Many who have worked in the field of hazardous materials consulting for a long period of time will tell you that they have seen it all when it comes to project challenges, but Terracon recently encountered an unusual situation while monitoring a hazardous materials abatement project at the historic Veteran’s Building at the San Francisco War Memorial.
The building, dedicated in 1932, has served veteran organizations and other military groups, who hold hundreds of meetings annually in the facility that also houses a law library, and the famous Herbst Theater. The building has also hosted momentous events like the original signing of the United Nations Charter in 1945. It is a landmark institution owned and operated by the City and County of San Francisco.
In 1989, The Loma Prieta earthquake caused damage at all levels of the historic building. A seismic assessment concluded that if another major earthquake occurred, the structure would sustain significant damage and pose appreciable life safety hazards to building occupants. In addition, the building has deteriorated building systems, comprised largely of the original 1932 equipment including 80-year-old boilers. As part of the project design team for the $97 million seismic upgrade, restoration, and renovation project, Terracon developed and defined a hazardous materials removal scope of work and provided abatement monitoring during removal of those materials.
A notable challenge that Terracon addressed during abatement activities involved pipe insulation in hard-to-reach wall cavities located throughout the fourth floor. The pipe insulation had an asbestos-containing sealant that required removal from the building, but this process necessitated construction of protective containment structures around the pipes during removal to prevent asbestos releases. Because the pipes were located in dozens of places throughout the fourth floor, the initial plan to remove this hidden challenge was complicated and very labor intensive.

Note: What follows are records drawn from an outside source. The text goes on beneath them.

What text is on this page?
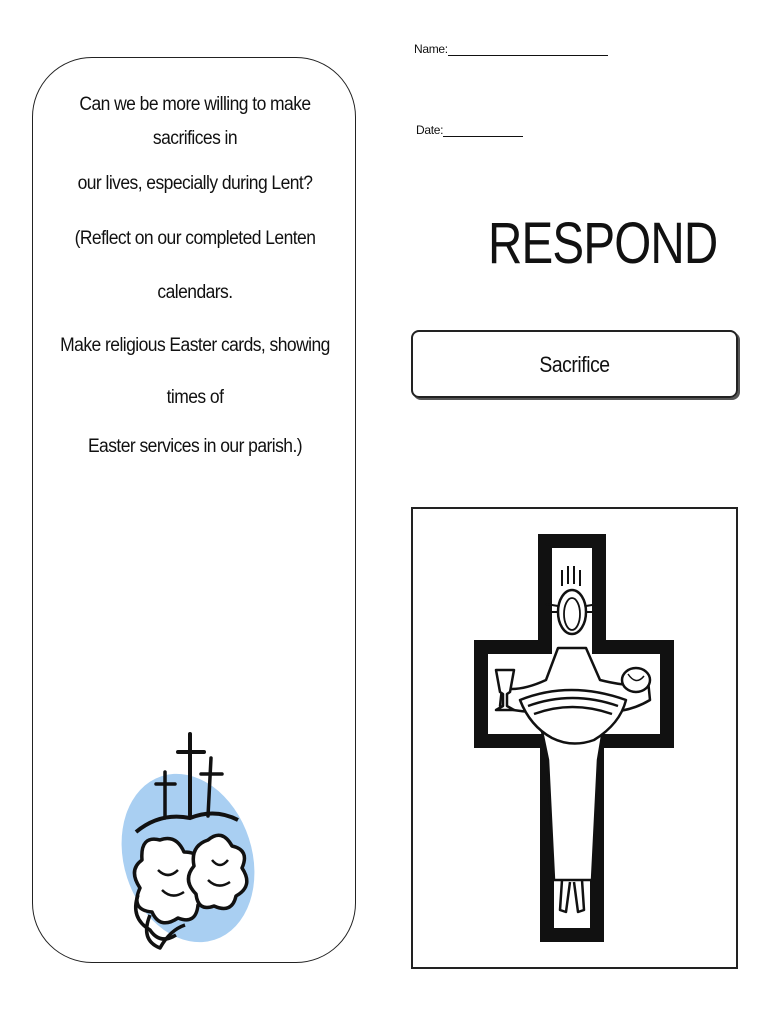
Name:
Date:

Can we be more willing to make sacrifices in

our lives, especially during Lent?

(Reflect on our completed Lenten calendars.

Make religious Easter cards, showing times of

Easter services in our parish.)

RESPOND
Sacrifice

Terracon, however, designed an alternative containment system, knowing of a little-used clause in the California Asbestos in Construction Standard (8 CCR 1529), which allows an accredited Project Designer, who is also a licensed Professional Engineer, to design alternative containment systems. Terracon personnel had these credentials and were familiar with the facility from conducting an initial hazardous materials survey.
The design solution for removing the pipes involved the abatement contactor disconnecting the pipes at the floor level and pulling the structures out of the building through the attic. The alternative containment strategy also involved water misting while the pipe was being carefully lifted into the attic level where it was promptly wrapped and labeled for disposal.
A task that might have taken a crew of four abatement workers up to two days for each pipe was instead completed by a crew of three workers in just a few hours. During removal procedures, Terracon conducted background and perimeter sampling during each pipe removal to demonstrate the effectiveness of the alternative containment system, which was successful. The procedure was repeated in more than 12 locations saving more than 10 days of abatement time, keeping the project on schedule, and saving the client thousands of dollars. The building is scheduled to re-open in late 2015.